Soviet soldier (1921–1943)

Mikhail Feofanovich Potapov (Михаи́л Феофа́нович Пота́пов, 23 January 1921 - 8 July 1943) was a Soviet Red Army artillery captain and commander of an anti-tank artillery battery from the 1188th Anti-Tank Artillery Regiment of the 13th Anti-Tank Artillery Brigade, 2nd Tank Army.
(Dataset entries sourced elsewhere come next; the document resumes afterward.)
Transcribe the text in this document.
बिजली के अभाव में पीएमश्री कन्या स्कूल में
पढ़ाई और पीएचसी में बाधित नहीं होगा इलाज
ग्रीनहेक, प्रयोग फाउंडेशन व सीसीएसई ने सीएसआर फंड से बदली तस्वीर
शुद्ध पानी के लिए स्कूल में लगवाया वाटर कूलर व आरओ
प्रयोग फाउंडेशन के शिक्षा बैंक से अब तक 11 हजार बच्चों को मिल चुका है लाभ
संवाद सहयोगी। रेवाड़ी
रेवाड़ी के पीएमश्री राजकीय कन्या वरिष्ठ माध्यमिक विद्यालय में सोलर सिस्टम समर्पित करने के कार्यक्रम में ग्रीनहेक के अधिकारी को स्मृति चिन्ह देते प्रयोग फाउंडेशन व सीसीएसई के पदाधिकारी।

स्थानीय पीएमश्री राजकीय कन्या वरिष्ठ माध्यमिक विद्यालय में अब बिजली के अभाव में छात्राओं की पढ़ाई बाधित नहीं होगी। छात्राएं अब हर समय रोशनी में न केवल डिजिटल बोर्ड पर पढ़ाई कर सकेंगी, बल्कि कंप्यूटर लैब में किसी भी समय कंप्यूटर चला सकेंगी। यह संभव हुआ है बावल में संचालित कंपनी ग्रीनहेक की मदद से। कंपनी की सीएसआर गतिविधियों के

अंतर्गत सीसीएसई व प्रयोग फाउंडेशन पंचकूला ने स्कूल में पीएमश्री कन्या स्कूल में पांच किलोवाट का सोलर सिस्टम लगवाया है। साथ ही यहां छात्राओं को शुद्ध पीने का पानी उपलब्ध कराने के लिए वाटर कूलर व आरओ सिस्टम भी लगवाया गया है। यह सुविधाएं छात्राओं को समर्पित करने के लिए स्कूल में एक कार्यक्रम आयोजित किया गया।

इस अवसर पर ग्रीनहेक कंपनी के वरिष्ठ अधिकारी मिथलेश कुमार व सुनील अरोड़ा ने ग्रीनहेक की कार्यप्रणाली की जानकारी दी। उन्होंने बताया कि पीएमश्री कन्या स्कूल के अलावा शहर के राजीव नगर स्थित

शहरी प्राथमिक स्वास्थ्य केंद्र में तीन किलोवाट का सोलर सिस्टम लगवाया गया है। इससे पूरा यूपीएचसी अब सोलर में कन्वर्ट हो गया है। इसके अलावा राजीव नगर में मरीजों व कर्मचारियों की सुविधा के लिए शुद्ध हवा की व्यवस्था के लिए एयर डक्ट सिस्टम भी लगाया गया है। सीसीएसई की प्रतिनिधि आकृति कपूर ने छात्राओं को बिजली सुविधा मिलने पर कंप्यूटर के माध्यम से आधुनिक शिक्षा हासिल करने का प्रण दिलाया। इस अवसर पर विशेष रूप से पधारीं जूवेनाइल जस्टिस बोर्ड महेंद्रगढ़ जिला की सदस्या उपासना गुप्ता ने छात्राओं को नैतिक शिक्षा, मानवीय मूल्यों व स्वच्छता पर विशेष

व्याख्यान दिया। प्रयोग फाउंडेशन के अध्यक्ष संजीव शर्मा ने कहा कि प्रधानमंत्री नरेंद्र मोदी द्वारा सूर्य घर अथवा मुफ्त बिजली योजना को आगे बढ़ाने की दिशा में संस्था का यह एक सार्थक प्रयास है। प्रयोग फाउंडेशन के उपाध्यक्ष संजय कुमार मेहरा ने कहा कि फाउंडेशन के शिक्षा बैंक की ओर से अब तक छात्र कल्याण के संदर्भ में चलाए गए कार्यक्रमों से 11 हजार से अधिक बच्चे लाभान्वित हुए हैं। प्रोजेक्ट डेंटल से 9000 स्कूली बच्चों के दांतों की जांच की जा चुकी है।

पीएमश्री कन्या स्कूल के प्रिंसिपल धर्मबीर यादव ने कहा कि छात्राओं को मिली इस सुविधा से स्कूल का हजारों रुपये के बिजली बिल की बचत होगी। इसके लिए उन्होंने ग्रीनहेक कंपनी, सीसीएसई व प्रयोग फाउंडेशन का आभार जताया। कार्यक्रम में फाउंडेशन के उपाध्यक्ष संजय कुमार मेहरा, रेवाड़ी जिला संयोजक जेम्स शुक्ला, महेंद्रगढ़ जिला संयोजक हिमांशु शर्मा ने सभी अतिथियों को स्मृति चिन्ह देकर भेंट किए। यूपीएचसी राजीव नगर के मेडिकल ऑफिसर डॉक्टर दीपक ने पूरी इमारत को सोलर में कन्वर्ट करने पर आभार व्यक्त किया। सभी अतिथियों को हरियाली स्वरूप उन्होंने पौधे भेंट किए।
Potapov's battery destroyed ten German tanks near the Ponyri railway station at the Battle of Kursk.

Captain Potapov was killed during the battle on 8 July 1943. He was twenty-two years old and had been in the Red Army since 1938.

He had served in the artillery as an officer since graduating from the Moscow Artillery School in 1940 and had received the Order of the Red Banner and other decorations during his war service.

He was posthumously named a Hero of the Soviet Union and awarded the Gold Star and Order of Lenin on 7 August 1943.